Devran öfke içinde bana doğru yürürken bunu fark eden Demre hızla mutfak kapısından ayrılıp ikimizin arasına girdi. Ağalar bizi izlerken bunu yapması benim haneme eksi olarak yazılan bir darbe daha demekti. Onu kolundan tutup fırlatmamak için kendimle savaşmak zorunda kalmıştım.
“Bunu nasıl yaparsın?” diye kükreyen Devran’ın göğsüne ellerini koyan Demre “ben kaçtım,” dedi. “Kuma olmaktansa sevdiğime kaçtım.”
Bir yalan tutturmuş gidiyordu. Gözüne niye beni kestirdiğini elbette öğrenecektim ama o her konuştuğunda içimi bir nefret sarıp sarmalıyordu.
“Beni bekleyemedin mi?” diye sordu Devran. “Sen arar aramaz yola çıktım. Beni bekleseydin ya?” Sesindeki öfke bir yana, içinde gizli olan şefkat benim kadar Ezman'ı da şaşırtmıştı.
Demek Devran'ın da bir kalbi vardı.
“Bu akşam geleceklerdi. Genco'ya haber verme şansım olmadı. Sen de yetişemezsin diye kaçtım. Babam beni senin dayı oğluna kuma yapacaktı. Annen için söz vermiş zamanında.”
“Babam berdel olacak dedi.” Devran'ın sesindeki öfkeyi bir kez daha net bir şekilde hissedince bu işte bir dahli olmadığını anladım. Belki de sırf bize bir gösteri çeviriyorlardı kim bilir.
“Annenin alınmasının bedelini ben ödeyeceğime sen öde abi,” diyen kız sinirlerimi bozsa da hakkını vermek lazımdı. Kendini iyi savunuyordu. Demre tam olarak önümde durduğu için yüzünü göremiyordum fakat Devran tam karşımda olduğundan gözlerinden geçen öfkeyi ve nefreti yakayabilmiştim. Ben de bazen Hatice'nin tavırlarına deli olurdum ama ona hiç nefretle baktığımı hatırlamıyordum.
“Ben annemin alınmasının değil, senin evden kaçmanın bedelini ödeyeceğim gibi duruyor.”
“Evden kaçmamın sebebi senin annen için zamanında verilmiş olan söz.”

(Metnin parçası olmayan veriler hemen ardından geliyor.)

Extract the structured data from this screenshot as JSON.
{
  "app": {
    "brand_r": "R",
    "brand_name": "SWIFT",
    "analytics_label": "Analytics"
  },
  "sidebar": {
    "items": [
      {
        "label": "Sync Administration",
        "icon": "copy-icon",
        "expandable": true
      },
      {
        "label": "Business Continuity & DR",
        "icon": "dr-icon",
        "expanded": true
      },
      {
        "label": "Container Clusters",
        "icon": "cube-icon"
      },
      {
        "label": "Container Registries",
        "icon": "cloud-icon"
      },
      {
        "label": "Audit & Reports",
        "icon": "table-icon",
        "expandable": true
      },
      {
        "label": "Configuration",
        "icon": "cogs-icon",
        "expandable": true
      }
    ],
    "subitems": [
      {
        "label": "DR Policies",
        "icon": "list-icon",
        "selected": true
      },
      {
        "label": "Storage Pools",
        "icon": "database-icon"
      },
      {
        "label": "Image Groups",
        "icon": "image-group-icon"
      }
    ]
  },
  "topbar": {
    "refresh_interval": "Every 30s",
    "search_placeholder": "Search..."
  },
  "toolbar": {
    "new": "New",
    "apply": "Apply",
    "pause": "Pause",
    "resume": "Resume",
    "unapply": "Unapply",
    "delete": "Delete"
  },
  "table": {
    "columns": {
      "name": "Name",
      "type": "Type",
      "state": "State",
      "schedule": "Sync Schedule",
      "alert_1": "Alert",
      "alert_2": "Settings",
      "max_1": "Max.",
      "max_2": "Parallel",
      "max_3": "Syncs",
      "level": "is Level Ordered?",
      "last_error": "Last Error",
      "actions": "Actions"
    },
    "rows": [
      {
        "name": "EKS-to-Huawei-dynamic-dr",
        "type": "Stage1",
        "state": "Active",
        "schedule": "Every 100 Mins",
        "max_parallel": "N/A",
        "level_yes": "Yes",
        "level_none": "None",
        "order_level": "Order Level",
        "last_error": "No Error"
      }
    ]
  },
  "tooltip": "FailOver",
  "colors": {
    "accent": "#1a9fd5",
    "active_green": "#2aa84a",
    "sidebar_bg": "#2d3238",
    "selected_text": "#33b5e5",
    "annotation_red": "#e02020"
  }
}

Devran, Demre'ye doğru bir adım atıp kolunu tuttu ve kulağına eğildi. “Sana bir delilik yapma beni bekle demiştim.”
“İki günden beri bekliyorum. Bu akşam geleceklerdi. Sen gelmedin.” Demre kolunu çekmeye çalıştı. İkisinin bu diklenir tarzındaki konuşmasından sıkılarak öfkeyle araya girdim.
“Yeter be! Sana bir teklifim var Devran Ağa! Ağa Meclisi de kabul ederse.”

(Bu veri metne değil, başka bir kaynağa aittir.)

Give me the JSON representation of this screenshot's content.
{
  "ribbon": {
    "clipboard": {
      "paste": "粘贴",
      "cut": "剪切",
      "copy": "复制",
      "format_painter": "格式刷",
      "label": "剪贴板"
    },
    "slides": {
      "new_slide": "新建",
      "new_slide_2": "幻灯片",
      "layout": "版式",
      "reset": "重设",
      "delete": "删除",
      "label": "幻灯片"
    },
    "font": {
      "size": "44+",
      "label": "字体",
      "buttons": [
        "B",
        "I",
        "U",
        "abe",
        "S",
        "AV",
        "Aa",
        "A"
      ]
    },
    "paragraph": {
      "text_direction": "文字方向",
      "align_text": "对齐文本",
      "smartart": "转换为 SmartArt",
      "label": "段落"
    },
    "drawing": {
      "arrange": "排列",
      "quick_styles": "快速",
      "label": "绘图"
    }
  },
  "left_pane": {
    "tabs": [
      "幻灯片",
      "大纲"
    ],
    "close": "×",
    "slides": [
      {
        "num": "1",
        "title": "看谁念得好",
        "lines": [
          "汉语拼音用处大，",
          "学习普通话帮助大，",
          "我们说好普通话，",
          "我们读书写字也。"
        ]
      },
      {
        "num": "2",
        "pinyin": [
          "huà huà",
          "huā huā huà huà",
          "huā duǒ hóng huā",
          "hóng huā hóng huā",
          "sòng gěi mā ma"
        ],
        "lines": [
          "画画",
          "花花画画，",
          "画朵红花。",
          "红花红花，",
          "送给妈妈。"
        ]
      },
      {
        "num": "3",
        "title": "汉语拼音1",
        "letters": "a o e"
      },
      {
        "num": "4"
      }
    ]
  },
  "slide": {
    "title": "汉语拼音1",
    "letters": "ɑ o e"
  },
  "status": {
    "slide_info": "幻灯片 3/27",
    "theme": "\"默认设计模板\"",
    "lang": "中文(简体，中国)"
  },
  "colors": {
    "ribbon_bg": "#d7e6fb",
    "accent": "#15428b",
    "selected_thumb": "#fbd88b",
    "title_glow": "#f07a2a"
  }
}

“Neymiş?” diyerek kardeşini aramızdan çekti. Şimdi tam olarak karşı karşıyaydık.
“Önce ben iftiraya uğradığım için kardeşini burada öldüreyim. Sonra sen benim kafama sık, beni öldür. Eğer Ağa meclisi de kabul ederse bu olay kan davasına dönmesin. Sen de berdel istemiyorsun, ben de. Eğer yalnızca biz ölürsek ve devamı gelmezse kan davasına dönmez. Ağa Meclisi kabul ederse ben öldürülmeyi göze alıyorum.”
Eğer Ağa meclisi kabul ederse Demre denen yalancı kadınla evlenmektense, ölümü göze alabilirdim.
Hem hayatımda ikinci kez, benim yüzümden bir kardeşimin daha kötü bir evlilik yapmasına sebep olmamış olurdum.